All that said, it’s not clear that USA F-ReDux, as written, does do that. That’s true, first of all, because while the House report specifically states, “Congress’ decision to leave in place the ‘relevance’ standard for Section 501 orders should not be construed as Congress’ intent to ratify the FISA Court’s interpretation of that term” (Lynch cites this language in his opinion), it also doesn’t state that Congress intended to override that definition. What the bill did instead was leave the word “relevant” (still potentially meaning “all” as FISC defined it) in place, but place additional limits for its application under FISA.
Moreover, I’m not convinced the limits as written in USA F-ReDux accomplish all that the Second Circuit’s earlier opinion envisioned, which is perhaps best described in the ways the dragnets didn’t resemble warrants or subpoenas.
Moreover, the distinction is not merely one of quantity – however vast the quantitative difference – but also of quality. Search warrants and document subpoenas typically seek the records of a particular individual or corporation under investigation, and cover particular time periods when the events under investigation occurred. The orders at issue here contain no such limits. The metadata concerning every telephone call made or received in the United States using the services of the recipient service provider are demanded, for an indefinite period extending into the future. The records demanded are not those of suspects under investigation, or of people or businesses that have contact with such subjects, or of people or businesses that have contact with others who are in contact with the subjects – they extend to every record that exists, and indeed to records that do not yet exist, as they impose a continuing obligation on the recipient of the subpoena to provide such records on an ongoing basis as they are created.

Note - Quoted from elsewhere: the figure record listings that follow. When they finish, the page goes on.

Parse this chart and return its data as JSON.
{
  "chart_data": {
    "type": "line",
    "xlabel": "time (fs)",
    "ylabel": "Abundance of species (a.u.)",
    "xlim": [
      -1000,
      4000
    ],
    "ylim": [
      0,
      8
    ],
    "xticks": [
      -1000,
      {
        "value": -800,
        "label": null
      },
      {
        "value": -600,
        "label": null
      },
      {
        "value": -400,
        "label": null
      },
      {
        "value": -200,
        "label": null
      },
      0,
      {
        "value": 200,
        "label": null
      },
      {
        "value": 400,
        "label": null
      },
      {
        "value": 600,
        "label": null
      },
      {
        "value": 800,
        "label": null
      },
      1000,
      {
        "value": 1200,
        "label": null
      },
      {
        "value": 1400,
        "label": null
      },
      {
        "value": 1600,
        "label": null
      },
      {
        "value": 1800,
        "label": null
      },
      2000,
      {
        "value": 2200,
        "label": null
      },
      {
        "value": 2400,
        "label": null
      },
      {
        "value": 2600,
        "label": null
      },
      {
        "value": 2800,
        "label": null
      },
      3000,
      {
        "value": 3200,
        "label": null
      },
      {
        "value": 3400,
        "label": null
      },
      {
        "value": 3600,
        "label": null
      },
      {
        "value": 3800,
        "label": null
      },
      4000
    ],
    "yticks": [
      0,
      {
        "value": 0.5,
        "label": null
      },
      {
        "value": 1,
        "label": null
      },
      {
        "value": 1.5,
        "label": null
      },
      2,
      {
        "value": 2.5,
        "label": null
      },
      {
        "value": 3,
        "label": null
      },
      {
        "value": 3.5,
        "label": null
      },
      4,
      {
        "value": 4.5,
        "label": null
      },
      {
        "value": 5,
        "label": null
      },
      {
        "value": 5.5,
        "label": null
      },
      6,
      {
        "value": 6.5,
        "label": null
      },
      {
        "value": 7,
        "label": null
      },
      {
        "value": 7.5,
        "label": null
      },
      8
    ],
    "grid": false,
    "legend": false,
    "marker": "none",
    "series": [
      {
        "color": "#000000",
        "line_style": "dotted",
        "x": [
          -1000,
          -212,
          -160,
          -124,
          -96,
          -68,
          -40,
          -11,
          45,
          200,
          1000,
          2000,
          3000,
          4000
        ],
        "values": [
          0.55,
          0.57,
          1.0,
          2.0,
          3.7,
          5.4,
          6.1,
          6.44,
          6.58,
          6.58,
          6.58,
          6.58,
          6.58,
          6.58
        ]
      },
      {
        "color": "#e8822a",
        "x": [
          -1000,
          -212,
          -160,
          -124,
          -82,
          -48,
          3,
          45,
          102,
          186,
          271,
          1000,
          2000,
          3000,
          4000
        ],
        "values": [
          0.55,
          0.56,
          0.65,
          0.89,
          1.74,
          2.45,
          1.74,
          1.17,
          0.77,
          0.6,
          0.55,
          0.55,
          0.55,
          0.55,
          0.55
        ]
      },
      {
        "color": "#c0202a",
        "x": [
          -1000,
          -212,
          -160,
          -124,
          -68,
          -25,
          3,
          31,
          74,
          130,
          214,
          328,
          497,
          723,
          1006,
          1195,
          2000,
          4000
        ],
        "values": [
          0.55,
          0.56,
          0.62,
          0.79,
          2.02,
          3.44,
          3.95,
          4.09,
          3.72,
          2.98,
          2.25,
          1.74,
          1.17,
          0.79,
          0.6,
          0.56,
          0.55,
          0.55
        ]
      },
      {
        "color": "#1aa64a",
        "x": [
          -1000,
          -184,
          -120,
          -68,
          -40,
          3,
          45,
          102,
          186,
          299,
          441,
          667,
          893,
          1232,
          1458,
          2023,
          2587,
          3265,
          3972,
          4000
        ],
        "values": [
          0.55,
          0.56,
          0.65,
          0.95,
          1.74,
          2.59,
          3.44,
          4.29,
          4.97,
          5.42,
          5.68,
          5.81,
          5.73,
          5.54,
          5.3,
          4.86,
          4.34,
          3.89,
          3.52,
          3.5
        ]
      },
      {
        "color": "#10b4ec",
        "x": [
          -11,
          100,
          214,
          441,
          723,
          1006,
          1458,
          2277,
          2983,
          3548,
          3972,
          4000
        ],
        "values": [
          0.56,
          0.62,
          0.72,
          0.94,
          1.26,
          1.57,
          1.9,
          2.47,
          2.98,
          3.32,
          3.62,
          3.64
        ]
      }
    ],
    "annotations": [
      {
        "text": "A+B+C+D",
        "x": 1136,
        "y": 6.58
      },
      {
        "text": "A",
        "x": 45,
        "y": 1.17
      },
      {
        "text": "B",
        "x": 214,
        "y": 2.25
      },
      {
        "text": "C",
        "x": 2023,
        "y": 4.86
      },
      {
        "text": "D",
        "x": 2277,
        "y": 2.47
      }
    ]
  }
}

Even setting aside my concern that USA F-ReDux only explicitly prohibits the use of communications company names like Verizon and AT&T as a specific selection term — thus leaving open the possibility FISC will continue to let the government use financial company names as specific selection terms — USA F-ReDux certainly envisions the government imposing “a continuing obligation on the recipient of the subpoena to provide such records on an ongoing basis.” It also permits the collection of records that “are not those of suspects under investigation.”
In other words, Lynch used this second opinion to do more than say the Second Circuit was “done with it.” He used it to interpret USA F-ReDux — and the word “relevant” generally, outside of FISA, and to do so in ways that go beyond the clear language of the bill.
Vladeck is wrong when he suggested the Second Circuit would assess “whether and to what extent the Fourth Amendment applies to information we voluntarily provide to third parties” — that is, the Third Party Doctrine generally. The Second Circuit made it quite clear throughout that they were interested in the application of “relevant,” not whether the Third Party Doctrine still applied generally, which is probably why Lynch isn’t that worried about the injury recurring.
And I think Lynch used this opinion — one the government can’t really appeal — to suggest the application of USA F-ReDux is broader than it necessarily is, and to suggest the narrowing of “relevant to” is more general than it would be under USA F-ReDux (which applies just to certain sections of FISA, but not to the definition of “relevant” generally).
It’s not clear how useful the opinion will be in restricting other over-broad uses of the word “relevant” (especially given DEA claims it has eliminated its dragnet). But I do suspect, having interpreted the law as having narrowed the meaning of the law, Lynch felt like he had limited the egregious constitutional injury.